Left to right: William Cahill, Joseph Weintraub, Pierre Garven, Richard Hughes, and Robert Clifford.
Robert Meyner appointed eight men to the New Jersey Supreme Court during his two terms as Governor, many of them relatively young. As a result,
Richard Hughes, who followed Meyner, made no Supreme Court appointments during his eight years in office. By the time
William Cahill was elected Governor in 1969, the court began to turnover as several Justices reached the mandatory retirement age of seventy. During his four years as Governor, Cahill made six appointments to five seats on the top court.

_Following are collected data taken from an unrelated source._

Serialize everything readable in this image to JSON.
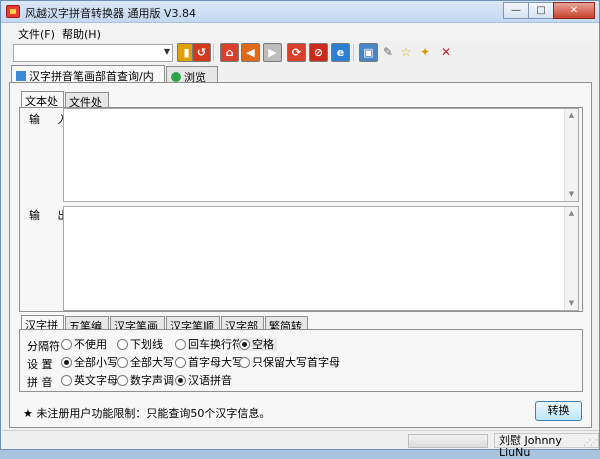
{
  "window": {
    "title": "风越汉字拼音转换器 通用版 V3.84",
    "buttons": {
      "minimize": "—",
      "maximize": "□",
      "close": "✕"
    }
  },
  "menu": {
    "items": [
      "文件(F)",
      "帮助(H)"
    ]
  },
  "toolbar": {
    "combo_value": "",
    "buttons": [
      {
        "name": "lock-icon",
        "glyph": "▮",
        "color": "#e0a000"
      },
      {
        "name": "refresh-icon",
        "glyph": "↺",
        "color": "#d23a1e"
      },
      {
        "name": "home-icon",
        "glyph": "⌂",
        "color": "#d8402a"
      },
      {
        "name": "back-icon",
        "glyph": "◀",
        "color": "#e06a1a"
      },
      {
        "name": "forward-icon",
        "glyph": "▶",
        "color": "#bdbdbd"
      },
      {
        "name": "reload-icon",
        "glyph": "⟳",
        "color": "#d8402a"
      },
      {
        "name": "stop-icon",
        "glyph": "⊘",
        "color": "#cc2a1c"
      },
      {
        "name": "ie-icon",
        "glyph": "e",
        "color": "#2f7fd0"
      },
      {
        "name": "window-icon",
        "glyph": "▣",
        "color": "#4a86c6"
      },
      {
        "name": "tools-icon",
        "glyph": "✎",
        "color": "#6c6c6c"
      },
      {
        "name": "star-icon",
        "glyph": "☆",
        "color": "#e0b000"
      },
      {
        "name": "key-icon",
        "glyph": "✦",
        "color": "#d0a000"
      },
      {
        "name": "exit-icon",
        "glyph": "✕",
        "color": "#d02020"
      }
    ]
  },
  "top_tabs": [
    {
      "label": "汉字拼音笔画部首查询/内码转换",
      "active": true
    },
    {
      "label": "浏览器",
      "active": false
    }
  ],
  "inner_tabs": [
    {
      "label": "文本处理",
      "active": true
    },
    {
      "label": "文件处理",
      "active": false
    }
  ],
  "io": {
    "input_label": "输 入",
    "output_label": "输 出",
    "input_value": "",
    "output_value": ""
  },
  "option_tabs": [
    {
      "label": "汉字拼音",
      "active": true
    },
    {
      "label": "五笔编码",
      "active": false
    },
    {
      "label": "汉字笔画数",
      "active": false
    },
    {
      "label": "汉字笔顺名",
      "active": false
    },
    {
      "label": "汉字部首",
      "active": false
    },
    {
      "label": "繁简转换",
      "active": false
    }
  ],
  "options": {
    "separator": {
      "label": "分隔符",
      "choices": [
        "不使用",
        "下划线",
        "回车换行符",
        "空格"
      ],
      "selected": "空格"
    },
    "setting": {
      "label": "设 置",
      "choices": [
        "全部小写",
        "全部大写",
        "首字母大写",
        "只保留大写首字母"
      ],
      "selected": "全部小写"
    },
    "pinyin": {
      "label": "拼 音",
      "choices": [
        "英文字母",
        "数字声调",
        "汉语拼音"
      ],
      "selected": "汉语拼音"
    }
  },
  "notice": "★ 未注册用户功能限制：只能查询50个汉字信息。",
  "convert_button": "转换",
  "status": {
    "author": "刘慰 Johnny LiuNu"
  }
}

In early 1971, Cahill replaced retiring Justice
Vincent Haneman with Worrall Mountain, a 62-year-old Appellate Court Judge from Morris County. Both were Republicans.
Two other Justices,
John Francis and
Thomas Schettino, both Democrats, retired in September 1972. At the time, the front runners for the two Supreme Court seats were Attorney General
George Kugler and
Robert Clifford, the Commissioner of Institutions and Agencies (now Human Services). But Kugler became involved in one of several scandals that rocked the Cahill administraton: he was accused of helping to cover up charges that Secretary of State
Paul Sherwin delivered a highway contract in exchange for a $10,000 contribution to the Republican State Committee. While Sherwin went to prison, Kugler was cleared of any wrong doing by the State Commission of Investigation - although his hopes of going to the Supreme Court ended rather quickly.
There was considerable speculation at in 1972 that one of the Democratic candidates for Associate Justice was a young, politically-connected Superior Court Judge named
Brendan Byrne. Byrne received some attention when an organized crime wiretap called him the "judge that couldn't be bought," but Byrne was well known in the statehouse as Meyner's former Executive Secretary (now Chief of Staff), and as a former President of the Board of Public Utilities and Essex County Prosecutor.
It wasn't until six months later that Cahill, facing a hotly contested Republican primary against U.S. Rep.
Charles Sandman, announced his picks for the two open Supreme Court seats: Republican
Pierre Garven, his 47-year-old Chief Counsel, and Democrat
Mark Sullivan, 62, an Appellate Court Judge. Both came from prominent Hudson County political families: Garven's father was Mayor of Bayonne from 1906 to 1910 and again from 1915 to 1919; Sullivan's father was a Judge who once ran for Mayor of Jersey City, and his father-in-law was a five-term Democratic Congressman from Jersey City.
Two weeks after Cahill named Garven and Sullivan, Chief Justice
Joseph Weintraub announced that he would retire at the end of the year - a move that would later be moved up to September 1. The 65-year-old Weintraub decided sixteen years was enough and that he wanted to travel.